The above quote is what this is all about T. He got DUMPED.
He didn't dump her, she dumped him. Big difference. If he would have dumped her then it would be easier to believe him wanting to be back with you........ BUT that isn't what happened.It has nothing to do with him moving into the apartment. He was getting that apartment to be with HER. Suddenly he was going to be alone when she dumped him.

THAT is why he went through the issue that he is claiming he went through at the apartment. He was dumped and with nobody. He went to counseling to win her back. THAT alone shows how much he wanted her.... He probably pushed her and smothered her until she told him flat out it was over.

THEN he woke up...


He is in panic mode because you let go. Of course he is going to say all the right things. That's what they do when they have nobody else.

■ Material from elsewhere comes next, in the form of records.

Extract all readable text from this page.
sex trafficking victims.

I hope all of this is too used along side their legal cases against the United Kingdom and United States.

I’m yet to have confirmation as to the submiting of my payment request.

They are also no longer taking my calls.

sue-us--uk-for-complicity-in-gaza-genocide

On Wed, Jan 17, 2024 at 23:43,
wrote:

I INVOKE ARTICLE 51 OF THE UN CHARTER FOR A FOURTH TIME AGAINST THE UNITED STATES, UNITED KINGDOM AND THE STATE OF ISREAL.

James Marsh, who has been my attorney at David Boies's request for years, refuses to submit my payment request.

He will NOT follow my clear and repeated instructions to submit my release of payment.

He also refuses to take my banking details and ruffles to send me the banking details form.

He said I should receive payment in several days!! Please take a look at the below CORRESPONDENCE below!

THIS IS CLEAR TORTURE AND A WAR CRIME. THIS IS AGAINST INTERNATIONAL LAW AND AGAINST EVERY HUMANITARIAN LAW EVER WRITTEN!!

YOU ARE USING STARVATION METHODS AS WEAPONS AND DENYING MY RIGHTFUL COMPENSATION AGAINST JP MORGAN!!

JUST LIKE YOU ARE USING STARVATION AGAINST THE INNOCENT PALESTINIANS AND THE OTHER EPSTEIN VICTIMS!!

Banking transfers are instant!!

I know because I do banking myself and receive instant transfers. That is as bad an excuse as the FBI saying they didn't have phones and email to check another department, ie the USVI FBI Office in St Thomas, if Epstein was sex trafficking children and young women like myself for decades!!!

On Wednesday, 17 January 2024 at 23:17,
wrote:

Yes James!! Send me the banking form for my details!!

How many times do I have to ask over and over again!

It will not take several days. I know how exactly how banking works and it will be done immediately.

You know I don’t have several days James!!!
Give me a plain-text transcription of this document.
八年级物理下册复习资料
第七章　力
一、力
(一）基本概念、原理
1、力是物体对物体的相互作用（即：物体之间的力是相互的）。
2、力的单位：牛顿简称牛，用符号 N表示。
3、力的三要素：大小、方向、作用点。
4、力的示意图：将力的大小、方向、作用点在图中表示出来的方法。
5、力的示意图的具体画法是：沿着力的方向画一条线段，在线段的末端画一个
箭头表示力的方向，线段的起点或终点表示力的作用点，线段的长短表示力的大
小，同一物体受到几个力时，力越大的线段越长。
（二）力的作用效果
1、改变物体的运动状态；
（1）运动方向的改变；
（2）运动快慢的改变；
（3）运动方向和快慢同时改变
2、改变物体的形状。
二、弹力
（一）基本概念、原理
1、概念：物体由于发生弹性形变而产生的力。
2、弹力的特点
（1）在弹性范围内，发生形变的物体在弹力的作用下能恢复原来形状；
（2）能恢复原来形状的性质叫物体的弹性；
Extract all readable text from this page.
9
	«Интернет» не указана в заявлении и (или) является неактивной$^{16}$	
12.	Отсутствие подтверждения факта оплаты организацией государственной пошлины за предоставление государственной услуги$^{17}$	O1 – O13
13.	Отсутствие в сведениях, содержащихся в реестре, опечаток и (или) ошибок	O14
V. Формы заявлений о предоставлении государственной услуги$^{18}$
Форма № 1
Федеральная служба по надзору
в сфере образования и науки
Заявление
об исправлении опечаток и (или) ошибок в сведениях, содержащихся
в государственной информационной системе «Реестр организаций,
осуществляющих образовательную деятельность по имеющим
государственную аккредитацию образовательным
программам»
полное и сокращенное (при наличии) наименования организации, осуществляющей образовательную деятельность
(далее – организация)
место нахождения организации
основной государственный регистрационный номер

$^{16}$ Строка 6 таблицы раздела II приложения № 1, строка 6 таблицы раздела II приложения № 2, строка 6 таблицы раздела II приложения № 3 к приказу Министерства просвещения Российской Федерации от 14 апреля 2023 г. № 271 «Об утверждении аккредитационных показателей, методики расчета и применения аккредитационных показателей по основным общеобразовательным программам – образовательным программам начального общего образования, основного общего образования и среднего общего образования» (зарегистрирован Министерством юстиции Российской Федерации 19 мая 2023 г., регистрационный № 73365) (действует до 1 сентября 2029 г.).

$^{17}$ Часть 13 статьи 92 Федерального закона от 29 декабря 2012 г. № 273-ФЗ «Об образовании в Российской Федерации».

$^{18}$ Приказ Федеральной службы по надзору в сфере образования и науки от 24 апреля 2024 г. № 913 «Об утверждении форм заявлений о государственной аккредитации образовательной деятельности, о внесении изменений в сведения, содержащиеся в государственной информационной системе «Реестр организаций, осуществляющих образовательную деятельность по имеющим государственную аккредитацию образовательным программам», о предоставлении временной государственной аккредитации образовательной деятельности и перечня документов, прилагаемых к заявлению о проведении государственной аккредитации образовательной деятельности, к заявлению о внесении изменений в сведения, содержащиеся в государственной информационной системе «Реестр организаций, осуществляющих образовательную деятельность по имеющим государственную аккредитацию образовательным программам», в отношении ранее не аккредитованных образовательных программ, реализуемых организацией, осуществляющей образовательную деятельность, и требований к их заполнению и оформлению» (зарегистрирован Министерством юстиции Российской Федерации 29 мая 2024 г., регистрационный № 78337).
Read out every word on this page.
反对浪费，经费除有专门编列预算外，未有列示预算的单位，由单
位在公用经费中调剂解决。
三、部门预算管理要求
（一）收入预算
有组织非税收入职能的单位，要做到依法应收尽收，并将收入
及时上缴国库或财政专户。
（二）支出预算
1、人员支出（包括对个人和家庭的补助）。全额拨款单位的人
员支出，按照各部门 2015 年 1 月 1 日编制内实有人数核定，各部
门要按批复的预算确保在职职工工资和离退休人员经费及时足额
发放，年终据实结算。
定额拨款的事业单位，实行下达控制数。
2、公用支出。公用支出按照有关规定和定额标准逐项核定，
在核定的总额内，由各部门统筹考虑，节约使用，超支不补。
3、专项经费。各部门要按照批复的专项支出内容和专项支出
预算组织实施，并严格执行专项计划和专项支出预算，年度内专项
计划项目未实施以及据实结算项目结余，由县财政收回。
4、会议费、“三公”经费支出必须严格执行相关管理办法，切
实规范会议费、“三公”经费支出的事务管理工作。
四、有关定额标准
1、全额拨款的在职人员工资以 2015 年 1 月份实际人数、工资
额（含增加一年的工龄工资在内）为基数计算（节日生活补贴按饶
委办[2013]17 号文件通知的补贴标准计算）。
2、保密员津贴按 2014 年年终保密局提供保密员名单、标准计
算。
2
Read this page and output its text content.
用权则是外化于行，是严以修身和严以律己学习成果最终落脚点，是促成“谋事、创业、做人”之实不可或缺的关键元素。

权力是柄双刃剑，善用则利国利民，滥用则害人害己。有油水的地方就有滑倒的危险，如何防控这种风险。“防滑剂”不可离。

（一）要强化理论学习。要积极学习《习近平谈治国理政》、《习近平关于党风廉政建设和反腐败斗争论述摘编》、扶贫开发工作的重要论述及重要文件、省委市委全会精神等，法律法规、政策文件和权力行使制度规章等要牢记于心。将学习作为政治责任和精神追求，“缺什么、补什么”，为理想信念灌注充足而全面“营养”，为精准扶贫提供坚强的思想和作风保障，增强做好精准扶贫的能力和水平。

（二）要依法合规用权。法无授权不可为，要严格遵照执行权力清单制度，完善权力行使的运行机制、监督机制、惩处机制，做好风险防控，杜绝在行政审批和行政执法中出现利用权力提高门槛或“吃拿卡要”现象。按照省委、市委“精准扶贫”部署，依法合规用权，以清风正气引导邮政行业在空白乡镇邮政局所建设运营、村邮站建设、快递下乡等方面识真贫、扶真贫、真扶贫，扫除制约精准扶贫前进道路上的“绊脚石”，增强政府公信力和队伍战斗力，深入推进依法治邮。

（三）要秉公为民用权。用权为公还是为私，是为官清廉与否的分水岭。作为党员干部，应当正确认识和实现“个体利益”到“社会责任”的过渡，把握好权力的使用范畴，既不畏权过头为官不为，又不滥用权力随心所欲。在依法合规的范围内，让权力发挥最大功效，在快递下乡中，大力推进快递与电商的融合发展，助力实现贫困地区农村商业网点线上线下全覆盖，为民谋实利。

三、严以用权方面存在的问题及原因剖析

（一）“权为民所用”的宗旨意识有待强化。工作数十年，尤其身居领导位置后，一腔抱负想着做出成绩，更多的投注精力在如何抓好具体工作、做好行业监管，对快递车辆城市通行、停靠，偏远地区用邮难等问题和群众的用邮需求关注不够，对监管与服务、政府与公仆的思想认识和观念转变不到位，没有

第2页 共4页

You are doing great T. Great
I believe you should continue on exactly as you are. Think these things through just as you are doing. He NEEDS to go through this crisis to grow. If you don't allow him to grow, then the next time a young good looking woman comes along, he WILL do the same thing.

You don't have to say things you don't feel. What you are doing is WORKING. Michelle says to do what works.

It isn't up to us what you do. It isn't our decision. This is YOUR decision. Please don't take that he acts like he is Mr. Husband of the year now as he is a changed man. As you can see from this site, when someone is in a crisis they always say they have changed. It's the crisis that pushed them to that. They are in panic and will do ANYTHING to get you back.

Be careful. Be wise. Just as you have been in the last few weeks. What turned this around is he got dumped, you let go and he thought he was going to lose you both if he didn't make a move back to you. Remember, big difference in who did the dumping. If he would have dumped her, then what he is saying would be more believable. That isn't the case here. You are wise to have your guard up. You would be wise to keep it up and let him go through this having to put some work in to earn it. Sit back and let him grow. Be observant.

You don't need to make any decisions right now if you aren't sure. You ARE giving him a chance. You met with him when he asked. You have been honest with him. You called and asked him to meet you when you were out the other night and a number of other small things to show you are still hanging in there. Too much too soon can be fatal to a relationship.